Wat is proteïne S?
Proteïne S is een anticoagulerend eiwit in het menselijk lichaam dat sterk is gekoppeld aan vergelijkbare vitamine K-afhankelijke eiwitten zoals eiwit C. In feite werkt eiwit S in zijn vrije vorm samen met eiwit C om bloedstolsels actief te voorkomen. Een tweede vorm van het eiwit, bekend als de complexe vorm, is gebonden aan een eiwit dat bekend staat als C4b. Gecombineerd kleven C4b en de complexe vorm van S aan beschadigde cellen na verwondingen om interne weefsels schoon te maken zonder verdere schade te veroorzaken.
In termen van eiwittypen is eiwit S een glycoproteïne. Bij het bekijken van moleculaire constructiediagrammen en microscopische objectglaasjes, hebben onderzoekers waargenomen dat zijketens van polypeptiden zich aan glycanen hechten om glycoproteïnen te maken. Deze klasse van eiwitten helpt bij interacties tussen cellen in vrijwel ontelbare capaciteiten. Dergelijke eiwitten dienen doelen in het menselijk lichaam van bindende cellen of weefselvezels tot aanhechting van bloedplaatjes aan voeringen van bloedvaten, evenals moleculaire activiteit geassocieerd met bloedstolling en beschadigde celverwijdering. Wetenschappers in Seattle, Washington identificeerden voor het eerst het PROS1-gen en met name proteïne S in de late jaren zeventig, op basis van de initialen van de stad om de nieuwe proteïne-ontdekking te noemen.

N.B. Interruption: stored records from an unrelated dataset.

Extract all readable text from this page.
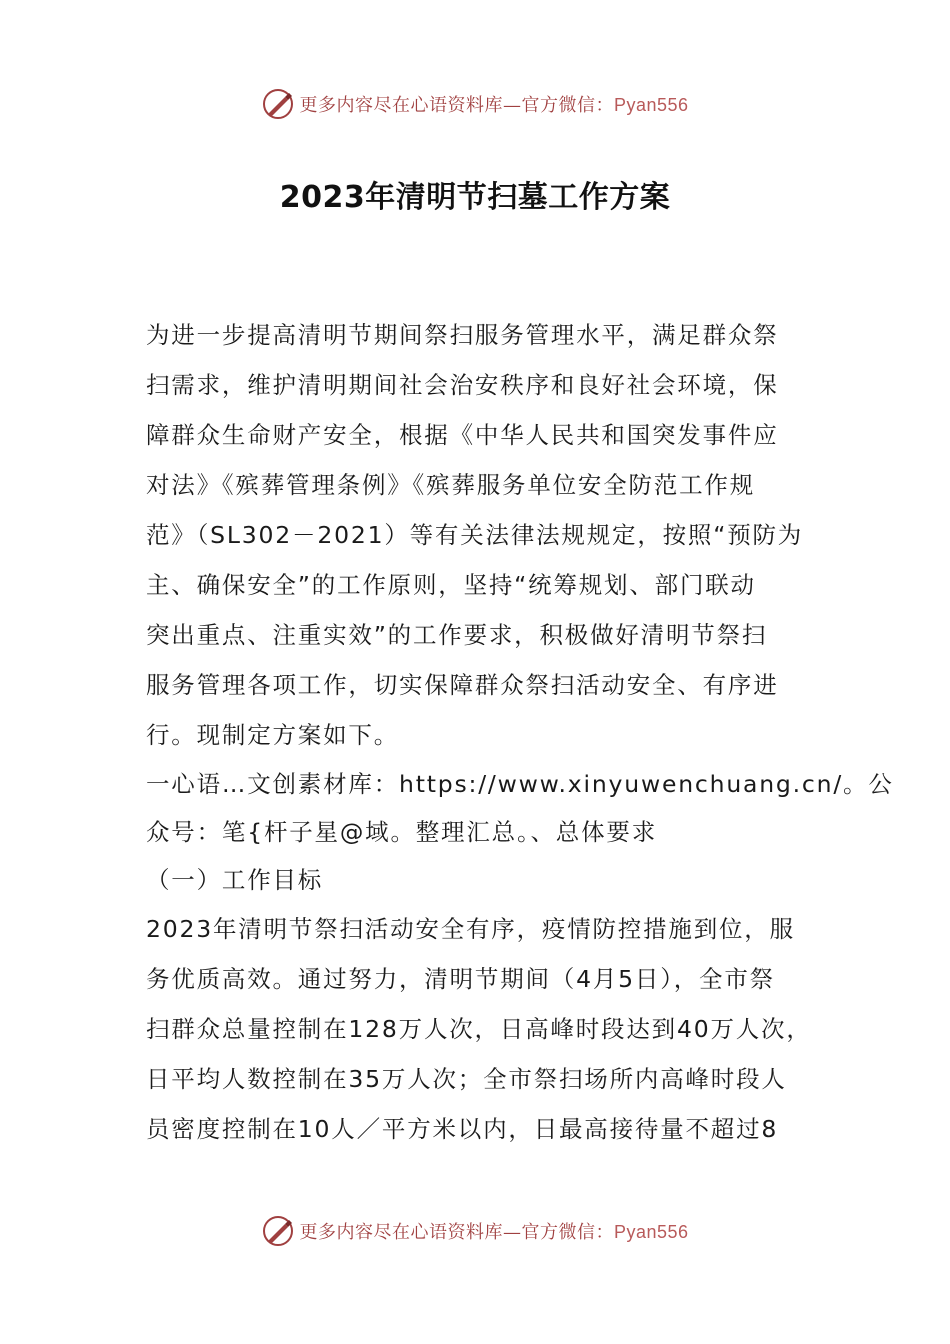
更多内容尽在心语资料库—官方微信：Pyan556
2023年清明节扫墓工作方案
为进一步提高清明节期间祭扫服务管理水平，满足群众祭
扫需求，维护清明期间社会治安秩序和良好社会环境，保
障群众生命财产安全，根据《中华人民共和国突发事件应
对法》《殡葬管理条例》《殡葬服务单位安全防范工作规
范》（SL302－2021）等有关法律法规规定，按照“预防为
主、确保安全”的工作原则，坚持“统筹规划、部门联动
突出重点、注重实效”的工作要求，积极做好清明节祭扫
服务管理各项工作，切实保障群众祭扫活动安全、有序进
行。现制定方案如下。
一心语…文创素材库：https://www.xinyuwenchuang.cn/。公
众号：笔{杆子星@域。整理汇总。、总体要求
（一）工作目标
2023年清明节祭扫活动安全有序，疫情防控措施到位，服
务优质高效。通过努力，清明节期间（4月5日），全市祭
扫群众总量控制在128万人次，日高峰时段达到40万人次，
日平均人数控制在35万人次；全市祭扫场所内高峰时段人
员密度控制在10人／平方米以内，日最高接待量不超过8
更多内容尽在心语资料库—官方微信：Pyan556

De primaire verantwoordelijkheid van deze vrije vorm glycoproteïne is om zich te binden aan specifieke cellen om stolling in de bloedbaan te remmen. Tenzij gebonden aan C4b, circuleert proteïne S vrij in het lichaam, met verhogingen van bloedspiegels veroorzaakt door verwondingen, ziekte of de aanwezigheid van vreemde indringers die de viscositeit van het bloed beïnvloeden. Wanneer een blessure optreedt, worden zowel de vrije als complexe vormen geactiveerd. Vrije vorm voorkomt stolling om bloed ongehinderd te laten stromen, terwijl de complexe vorm gebonden aan C4b beschadigde cellen wegvoert.
Endotheelcellen, de cellen die de binnenwand van bloedvaten vormen, scheiden eiwit S af en maken het beschikbaar in de bloedsomloop. Beide vormen van proteïne S, zowel vrije vorm als complex, worden in de bloedbaan aangetroffen, ongeacht of er verwondingen of infecties aanwezig zijn. Goed gereguleerde niveaus van proteïne S en vergelijkbare anticoagulantia zorgen voor normale stolling die nodig is om bloedverlies te voorkomen in het geval van een verwonding, maar remmen stolling in aders om het risico geassocieerd met embolus te verminderen. Een embolus is een gevaarlijk bloedstolsel dat zich in een ader vormt en vervolgens losbreekt om door de bloedsomloop te reizen, waardoor blokkades, beroertes en andere complicaties kunnen ontstaan.
Bepaalde vormen van trombose, de vorming van een bloedstolsel in een ader die de bloedstroom blokkeert, worden veroorzaakt door een tekort aan proteïne S. Een tekort kan worden geërfd bij de geboorte of het gevolg zijn van vitamine K-tekort of leverziekten. Hoewel het een zeldzame aandoening is, kunnen bloedtesten bepalen of een patiënt aan zo'n tekort lijdt.